Les bilans du séisme et des répliques qui ont touché la Turquie et la Syrie ne cessent d'être réévalués, si bien que l'on redoute désormais le passage du cap des 40.000 morts. Les experts ont souligné que l'épicentre se situait dans une zone géologiquement active, proche d'un point de jonction entre plusieurs plaques tectoniques.
Malgré la fréquence des tremblements de terre dans la région, la thèse de séismes déclenchés artificiellement s'est répandue sans tarder, quelques jours à peine après la catastrophe. L'ancien sénateur Yves Pozzo di Borgo assure que "le maire d’Istanbul accuse le système américain HAARP d’avoir provoqué" les secousses destructrices. S'il s'agit en réalité du maire d'Ankara, il donne de l'écho à une théorie conspirationniste déjà ancienne, à laquelle souscrit depuis longtemps İbrahim Melih Gökçek.
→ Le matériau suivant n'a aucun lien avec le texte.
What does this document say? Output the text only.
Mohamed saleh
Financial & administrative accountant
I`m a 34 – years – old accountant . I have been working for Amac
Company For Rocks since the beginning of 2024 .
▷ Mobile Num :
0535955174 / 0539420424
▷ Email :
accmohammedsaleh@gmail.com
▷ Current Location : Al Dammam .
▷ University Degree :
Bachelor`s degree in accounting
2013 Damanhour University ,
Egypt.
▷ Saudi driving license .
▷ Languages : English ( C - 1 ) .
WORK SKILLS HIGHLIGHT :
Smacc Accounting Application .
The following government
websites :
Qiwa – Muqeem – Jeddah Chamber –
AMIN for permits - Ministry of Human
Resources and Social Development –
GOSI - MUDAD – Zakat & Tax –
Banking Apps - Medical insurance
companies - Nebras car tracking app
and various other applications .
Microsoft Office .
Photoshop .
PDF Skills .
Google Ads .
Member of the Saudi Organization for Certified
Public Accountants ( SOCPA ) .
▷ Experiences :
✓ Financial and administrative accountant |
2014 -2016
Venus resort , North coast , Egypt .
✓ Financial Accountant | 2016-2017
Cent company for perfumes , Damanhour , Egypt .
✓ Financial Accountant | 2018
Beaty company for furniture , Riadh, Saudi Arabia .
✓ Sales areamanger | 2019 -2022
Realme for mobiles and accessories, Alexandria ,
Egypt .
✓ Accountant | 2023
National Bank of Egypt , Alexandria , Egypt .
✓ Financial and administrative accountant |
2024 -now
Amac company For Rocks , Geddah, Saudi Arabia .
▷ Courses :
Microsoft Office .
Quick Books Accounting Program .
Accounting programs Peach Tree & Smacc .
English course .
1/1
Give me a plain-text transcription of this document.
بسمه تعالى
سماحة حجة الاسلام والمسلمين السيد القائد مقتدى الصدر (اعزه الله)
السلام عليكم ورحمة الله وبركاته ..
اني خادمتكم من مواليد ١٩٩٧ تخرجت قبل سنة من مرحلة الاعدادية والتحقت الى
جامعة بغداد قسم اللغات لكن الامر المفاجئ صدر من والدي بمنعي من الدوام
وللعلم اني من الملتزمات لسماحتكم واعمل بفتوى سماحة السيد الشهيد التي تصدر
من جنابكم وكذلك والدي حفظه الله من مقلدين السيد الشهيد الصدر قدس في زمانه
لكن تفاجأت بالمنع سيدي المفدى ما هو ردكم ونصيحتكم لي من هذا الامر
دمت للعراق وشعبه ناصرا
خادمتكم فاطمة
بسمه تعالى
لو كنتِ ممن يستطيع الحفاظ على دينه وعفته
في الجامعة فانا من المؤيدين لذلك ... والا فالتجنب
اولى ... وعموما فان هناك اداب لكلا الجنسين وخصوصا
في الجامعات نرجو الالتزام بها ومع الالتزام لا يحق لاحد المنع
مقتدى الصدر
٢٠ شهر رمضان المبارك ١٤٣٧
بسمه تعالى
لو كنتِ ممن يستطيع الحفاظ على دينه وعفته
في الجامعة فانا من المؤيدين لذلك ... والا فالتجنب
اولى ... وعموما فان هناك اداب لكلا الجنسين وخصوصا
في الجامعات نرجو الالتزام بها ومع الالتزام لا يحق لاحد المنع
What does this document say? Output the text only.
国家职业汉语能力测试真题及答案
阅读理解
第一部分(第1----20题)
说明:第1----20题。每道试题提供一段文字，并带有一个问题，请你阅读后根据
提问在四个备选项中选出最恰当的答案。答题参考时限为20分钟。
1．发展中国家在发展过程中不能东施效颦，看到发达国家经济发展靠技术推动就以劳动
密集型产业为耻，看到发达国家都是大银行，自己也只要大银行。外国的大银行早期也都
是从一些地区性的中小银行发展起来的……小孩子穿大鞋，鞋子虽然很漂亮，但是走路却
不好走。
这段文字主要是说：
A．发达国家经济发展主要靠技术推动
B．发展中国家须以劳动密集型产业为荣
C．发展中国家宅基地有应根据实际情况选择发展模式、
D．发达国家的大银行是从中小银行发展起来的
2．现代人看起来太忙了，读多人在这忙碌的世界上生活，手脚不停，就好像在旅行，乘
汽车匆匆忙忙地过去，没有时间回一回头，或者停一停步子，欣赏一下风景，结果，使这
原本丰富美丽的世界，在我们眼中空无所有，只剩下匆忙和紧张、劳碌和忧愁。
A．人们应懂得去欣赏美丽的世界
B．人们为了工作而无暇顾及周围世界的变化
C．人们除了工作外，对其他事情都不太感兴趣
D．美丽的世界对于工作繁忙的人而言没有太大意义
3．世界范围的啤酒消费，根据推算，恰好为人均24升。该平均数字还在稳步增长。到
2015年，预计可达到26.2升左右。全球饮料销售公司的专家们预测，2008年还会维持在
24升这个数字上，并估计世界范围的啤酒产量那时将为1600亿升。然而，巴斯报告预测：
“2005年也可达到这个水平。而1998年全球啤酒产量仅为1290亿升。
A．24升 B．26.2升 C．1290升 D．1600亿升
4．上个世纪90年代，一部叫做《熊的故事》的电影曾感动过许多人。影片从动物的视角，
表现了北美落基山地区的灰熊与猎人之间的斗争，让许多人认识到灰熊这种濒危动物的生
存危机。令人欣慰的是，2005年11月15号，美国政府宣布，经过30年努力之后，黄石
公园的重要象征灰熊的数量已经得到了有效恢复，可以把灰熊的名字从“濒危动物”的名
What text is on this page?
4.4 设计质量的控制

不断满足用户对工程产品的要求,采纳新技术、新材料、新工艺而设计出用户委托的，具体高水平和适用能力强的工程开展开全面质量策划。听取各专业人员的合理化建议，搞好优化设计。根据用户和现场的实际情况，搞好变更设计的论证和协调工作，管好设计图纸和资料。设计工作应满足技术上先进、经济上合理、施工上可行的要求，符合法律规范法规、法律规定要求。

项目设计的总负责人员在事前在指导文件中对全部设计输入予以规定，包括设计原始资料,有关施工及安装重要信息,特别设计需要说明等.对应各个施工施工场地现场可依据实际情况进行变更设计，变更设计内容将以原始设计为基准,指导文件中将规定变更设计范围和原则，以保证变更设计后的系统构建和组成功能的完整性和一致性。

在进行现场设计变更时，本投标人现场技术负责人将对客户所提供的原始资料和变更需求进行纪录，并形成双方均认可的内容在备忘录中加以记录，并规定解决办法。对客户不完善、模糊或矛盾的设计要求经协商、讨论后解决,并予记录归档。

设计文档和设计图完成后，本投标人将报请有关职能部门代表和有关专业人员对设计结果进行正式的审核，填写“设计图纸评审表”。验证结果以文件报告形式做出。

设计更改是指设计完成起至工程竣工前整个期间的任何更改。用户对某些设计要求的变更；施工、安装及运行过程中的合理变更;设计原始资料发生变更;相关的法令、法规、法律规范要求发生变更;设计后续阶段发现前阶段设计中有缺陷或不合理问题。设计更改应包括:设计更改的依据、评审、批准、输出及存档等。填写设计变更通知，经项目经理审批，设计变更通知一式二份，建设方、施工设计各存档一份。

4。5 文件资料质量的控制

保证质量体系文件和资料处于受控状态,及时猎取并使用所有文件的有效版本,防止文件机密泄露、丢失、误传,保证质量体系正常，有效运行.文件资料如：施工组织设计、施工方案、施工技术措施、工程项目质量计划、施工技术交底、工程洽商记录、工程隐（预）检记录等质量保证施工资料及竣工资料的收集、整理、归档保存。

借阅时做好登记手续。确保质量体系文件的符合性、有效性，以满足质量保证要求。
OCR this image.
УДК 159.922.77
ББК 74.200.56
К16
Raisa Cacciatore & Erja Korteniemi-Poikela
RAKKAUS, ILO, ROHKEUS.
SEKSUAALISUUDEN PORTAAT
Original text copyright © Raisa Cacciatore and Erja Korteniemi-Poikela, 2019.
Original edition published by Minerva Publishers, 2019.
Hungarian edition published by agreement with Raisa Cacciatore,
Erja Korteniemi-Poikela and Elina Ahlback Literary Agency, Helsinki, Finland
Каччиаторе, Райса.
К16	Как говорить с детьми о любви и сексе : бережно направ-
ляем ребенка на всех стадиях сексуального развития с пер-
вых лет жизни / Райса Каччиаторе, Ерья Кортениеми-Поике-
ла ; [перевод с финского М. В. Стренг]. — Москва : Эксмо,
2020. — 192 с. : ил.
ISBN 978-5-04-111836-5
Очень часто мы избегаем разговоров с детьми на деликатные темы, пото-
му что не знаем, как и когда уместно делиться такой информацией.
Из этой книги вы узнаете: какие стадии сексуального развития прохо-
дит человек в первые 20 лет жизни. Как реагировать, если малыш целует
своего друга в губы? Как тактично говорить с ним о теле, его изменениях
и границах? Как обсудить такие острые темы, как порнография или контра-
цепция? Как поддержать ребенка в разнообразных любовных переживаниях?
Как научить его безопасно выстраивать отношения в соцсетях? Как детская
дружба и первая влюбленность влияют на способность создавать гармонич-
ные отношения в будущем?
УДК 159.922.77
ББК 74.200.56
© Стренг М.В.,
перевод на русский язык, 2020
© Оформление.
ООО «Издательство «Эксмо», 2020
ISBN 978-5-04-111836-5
En 2020, suite à un séisme survenu à Izmir, l'ex-édile évoquait à nouveau HAARP et suggérait du même coup une implication de Washington.
Cela fait de longues années que HAARP se trouve au centre de multiples spéculations. Développé dès le début des années 1990, ce programme vise à améliorer la compréhension des caractéristiques et du comportement d'une couche supérieure de l’atmosphère, l'ionosphère. Il s'agit entre autres de perfectionner le contrôle des systèmes de communication et de surveillance, aux moyens de plusieurs dizaines d'antennes à haute fréquence situées en Alaska. L'armée américaine, qui était aux manettes jusqu'en 2014, a depuis confié la gestion du site à l'université d'Alaska-Fairbanks. Plus aucun militaire n'est aujourd'hui affecté sur ce site.
L'ancien maire d'Ankara, qui s'interroge aussi sur une possible implication d'un porte-avion américain dans la tragédie subie par son pays, est coutumier des discours conspirationnistes visant les États-Unis. L'ONG Nordic Monitor souligne que "HAARP est devenu un objet récurrent des théories du complot en Turquie grâce aux efforts" de l'ex-élu, "membre du parti au pouvoir". Celui-ci explique ainsi à intervalles réguliers "que les États-Unis provoquent des tremblements de terre artificiels en Turquie en utilisant des technologies de guerre".
Sollicité par l'AFP, un chercheur américain rétorque que "les ondes radio peuvent perturber artificiellement la haute atmosphère", mais que ce phénomène est "comparable aux perturbations causées par le Soleil". Il ajoute n'avoir "connaissance d'aucune preuve scientifique qu'une onde artificielle puisse provoquer des perturbations plus importantes et avoir un impact sur des conditions sismiques locales". Comme lui, d'autres experts joints par Reuters ont souligné que les travaux et technologies mis en place dans le cadre du programme ne sont en aucune manière susceptible d'entraîner des séismes.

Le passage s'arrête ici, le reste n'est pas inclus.